Diary of a Mod Housewife is the debut album by the American musician Amy Rigby, released in 1996. It has been called a concept album about growing older in a music scene, marriage, motherhood, and romantic dissolution.

Production
The album was produced by the Cars guitarist Elliot Easton, with the dB member Gene Holder. Rigby duets with John Wesley Harding on the album's third track, "Beer & Kisses". Ira Kaplan contributed organ to "That Tone of Voice". Diary of a Mod Housewife was written while Rigby was doing temp work in New York.

Critical reception

Robert Christgau thought that Rigby personalizes "the political for a bohemia that coexists oh so neatly with structural underemployment [and thinks] harder about marriage than a dozen Nashville homilizers." Entertainment Weekly called the album "an impressive debut," writing that the songs "occupy a world where relationships, jobs, and urban life are rife with unfulfilled promise." The New York Times thought that "like Kate McGarrigle and Iris DeMent, Ms.

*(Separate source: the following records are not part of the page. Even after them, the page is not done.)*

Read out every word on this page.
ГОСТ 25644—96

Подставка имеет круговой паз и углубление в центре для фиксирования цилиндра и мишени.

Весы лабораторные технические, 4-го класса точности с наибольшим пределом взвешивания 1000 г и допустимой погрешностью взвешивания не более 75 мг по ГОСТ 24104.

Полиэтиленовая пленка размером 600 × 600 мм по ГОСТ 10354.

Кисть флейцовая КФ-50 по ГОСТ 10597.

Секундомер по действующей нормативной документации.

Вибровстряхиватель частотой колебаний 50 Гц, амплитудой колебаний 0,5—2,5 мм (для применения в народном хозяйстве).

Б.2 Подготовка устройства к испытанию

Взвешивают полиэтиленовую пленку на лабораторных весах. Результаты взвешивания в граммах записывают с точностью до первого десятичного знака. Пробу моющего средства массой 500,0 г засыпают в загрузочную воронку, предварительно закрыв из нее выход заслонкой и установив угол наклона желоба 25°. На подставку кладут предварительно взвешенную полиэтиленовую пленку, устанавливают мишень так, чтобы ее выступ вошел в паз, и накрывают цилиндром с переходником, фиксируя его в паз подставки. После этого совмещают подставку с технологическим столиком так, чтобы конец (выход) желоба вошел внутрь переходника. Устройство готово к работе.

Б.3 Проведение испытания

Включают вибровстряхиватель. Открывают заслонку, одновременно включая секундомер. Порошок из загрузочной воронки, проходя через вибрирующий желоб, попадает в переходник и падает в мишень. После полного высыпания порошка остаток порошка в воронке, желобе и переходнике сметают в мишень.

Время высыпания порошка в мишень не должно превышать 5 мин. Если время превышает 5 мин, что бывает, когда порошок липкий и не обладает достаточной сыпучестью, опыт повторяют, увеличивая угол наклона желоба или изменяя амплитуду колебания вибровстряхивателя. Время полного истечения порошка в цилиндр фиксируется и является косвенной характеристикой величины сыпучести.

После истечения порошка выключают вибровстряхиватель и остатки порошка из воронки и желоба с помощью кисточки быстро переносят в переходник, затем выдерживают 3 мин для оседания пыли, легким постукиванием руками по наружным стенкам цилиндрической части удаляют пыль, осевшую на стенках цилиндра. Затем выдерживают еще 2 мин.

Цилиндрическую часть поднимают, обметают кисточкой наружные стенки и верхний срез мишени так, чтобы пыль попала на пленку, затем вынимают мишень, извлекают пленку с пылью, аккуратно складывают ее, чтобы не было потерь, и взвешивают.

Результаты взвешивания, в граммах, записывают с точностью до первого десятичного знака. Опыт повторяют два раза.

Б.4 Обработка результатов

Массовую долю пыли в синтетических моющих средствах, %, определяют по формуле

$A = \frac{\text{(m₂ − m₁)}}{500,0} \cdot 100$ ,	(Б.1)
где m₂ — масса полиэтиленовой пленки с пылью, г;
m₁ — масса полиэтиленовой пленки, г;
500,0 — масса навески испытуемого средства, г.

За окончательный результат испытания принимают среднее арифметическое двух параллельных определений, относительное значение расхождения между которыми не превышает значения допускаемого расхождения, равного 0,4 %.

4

Rigby has a reedy voice with steely underpinnings," writing: "With clear-cut melodies and an exacting eye, songs like 'Beer and Kisses' and 'Just Someone I Had in Mind' measure the distance between romance and reality." 

The Philadelphia Inquirer placed the album on the "short" list of "grown-up rock-and-roll records that examine monogamy with insight and intelligence." Stereo Review deemed it "a cross between the Go-Go's, Buddy Holly, and a female cowpunk band."

AllMusic wrote that "in addition to her knowing lyrical eye, Rigby is also a terrific composer who synthesizes elements of rock, country, folk and girl group-era pop."